Methodological Remedy: JointPRS Improves Stratification in African Ancestry
To address this gap, the authors apply JointPRS, a method intended to improve polygenic prediction by incorporating ancestry-relevant information rather than relying solely on European-derived effect estimates. After this adjustment, stratification in the African-ancestry cohort improves substantially, with the highest quintile showing notably higher odds of MS compared with the lowest (reported odds ratio about 3.02 with a significant trend). While the confidence interval is wide—suggesting limited effective case counts and/or residual uncertainty—the directional shift is scientifically important: it indicates that performance deficits are not an immutable property of African-ancestry genetics, but rather a correctable artifact of data imbalance and model transfer. In practical terms, the result argues that integrating African-specific genetic information (either through multi-ancestry training, reweighting, or methods like JointPRS) can restore meaningful discriminative capacity for MS risk scoring.
Implications: Toward Equitable, Clinically Useful MS Risk Scores
The central message of Rivier et al. (2025) is operational and policy-relevant: an MS GRS built from predominantly European evidence can function well in European and some admixed populations yet fail in African-ancestry individuals, and this inequity can be mitigated when methods explicitly incorporate ancestry-matched data. For clinical translation, the study cautions against deploying a “one-score-fits-all” approach in healthcare systems that serve diverse populations, especially for applications like clinical trial enrichment or risk-based screening where miscalibration can produce systematic exclusion or misclassification. For research strategy, it strengthens the argument that expanding ancestry diversity in MS GWAS and biobank-scale phenotyping is not only ethically necessary but scientifically enabling—because it directly improves the validity and utility of genetic prediction tools. Ultimately, the work reframes GRS portability as a solvable engineering problem conditioned on inclusive datasets and appropriate multi-ancestry methodology, rather than as a limitation of any single population.

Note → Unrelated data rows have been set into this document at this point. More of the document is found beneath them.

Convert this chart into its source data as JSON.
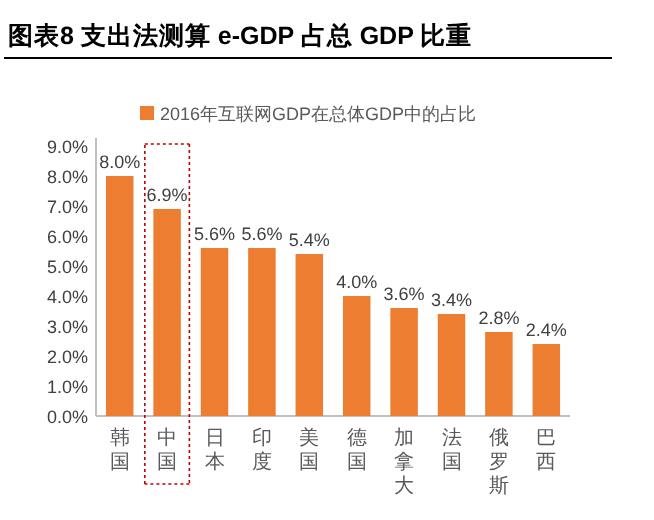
{
  "chart_data": {
    "type": "bar",
    "title": "图表8 支出法测算 e-GDP 占总 GDP 比重",
    "categories": [
      "韩国",
      "中国",
      "日本",
      "印度",
      "美国",
      "德国",
      "加拿大",
      "法国",
      "俄罗斯",
      "巴西"
    ],
    "series": [
      {
        "name": "2016年互联网GDP在总体GDP中的占比",
        "color": "#ed7d31",
        "values": [
          8.0,
          6.9,
          5.6,
          5.6,
          5.4,
          4.0,
          3.6,
          3.4,
          2.8,
          2.4
        ],
        "value_labels": [
          "8.0%",
          "6.9%",
          "5.6%",
          "5.6%",
          "5.4%",
          "4.0%",
          "3.6%",
          "3.4%",
          "2.8%",
          "2.4%"
        ]
      }
    ],
    "ylim": [
      0,
      9
    ],
    "yticks": [
      {
        "value": 0,
        "label": "0.0%"
      },
      {
        "value": 1,
        "label": "1.0%"
      },
      {
        "value": 2,
        "label": "2.0%"
      },
      {
        "value": 3,
        "label": "3.0%"
      },
      {
        "value": 4,
        "label": "4.0%"
      },
      {
        "value": 5,
        "label": "5.0%"
      },
      {
        "value": 6,
        "label": "6.0%"
      },
      {
        "value": 7,
        "label": "7.0%"
      },
      {
        "value": 8,
        "label": "8.0%"
      },
      {
        "value": 9,
        "label": "9.0%"
      }
    ],
    "legend": "top",
    "grid": false
  }
}
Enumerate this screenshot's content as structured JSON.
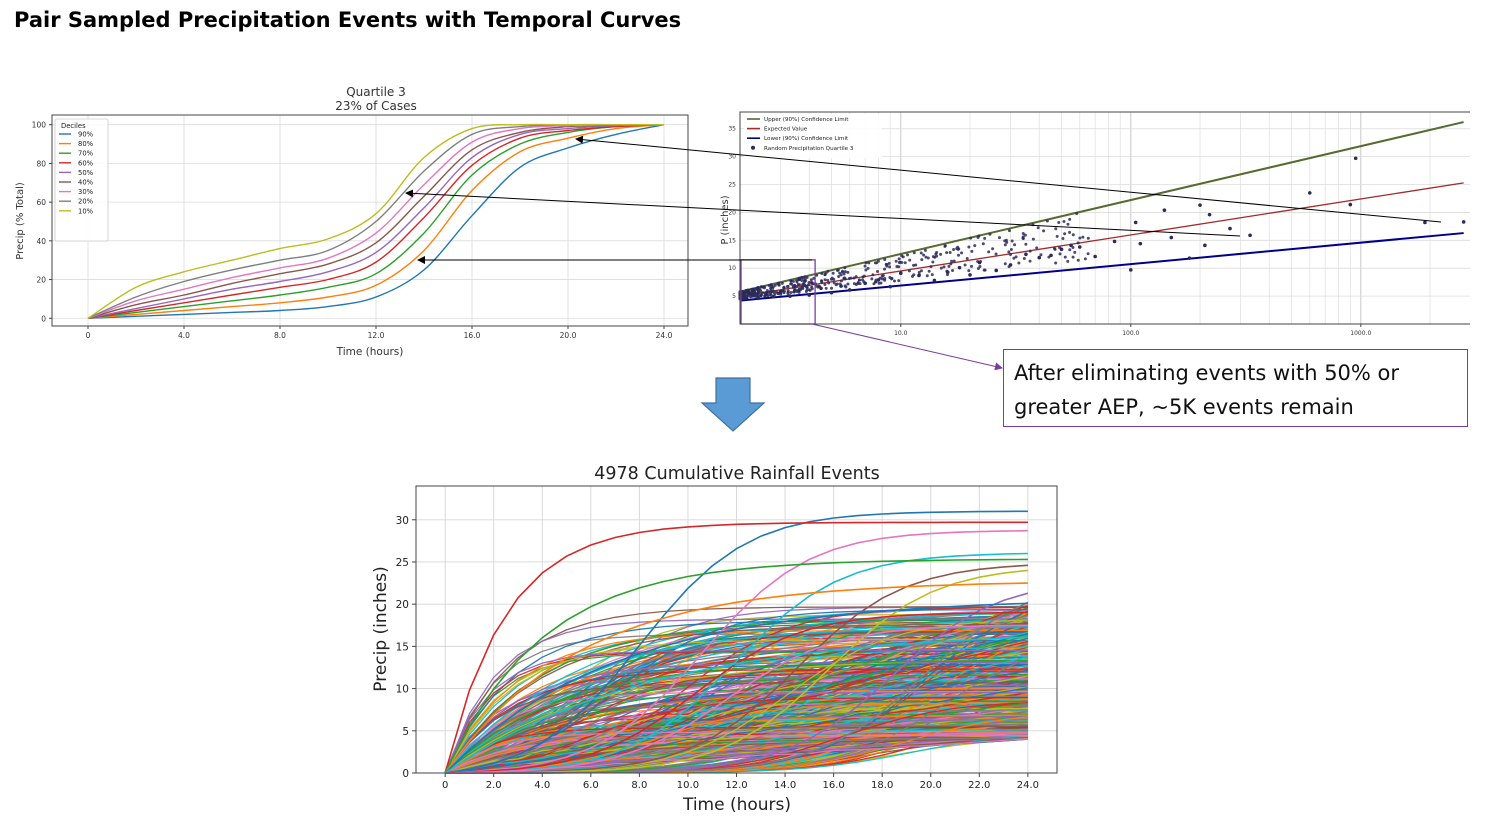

Disclaimer: This blog post is based on the provided research article and is intended for informational purposes only. It is not intended to provide medical advice. Please consult with a healthcare professional for any health concerns.
References:
Rivier, C. A., Xu, L., Clocchiatti-Tuozzo, S., Zhao, H., Ohno-Machado, L., Hafler, D. A., ... & Longbrake, E. E. (2025). Differential results of genetic risk scoring for multiple sclerosis in European and African American populations. Multiple Sclerosis Journal, 31(11), 1304-1313.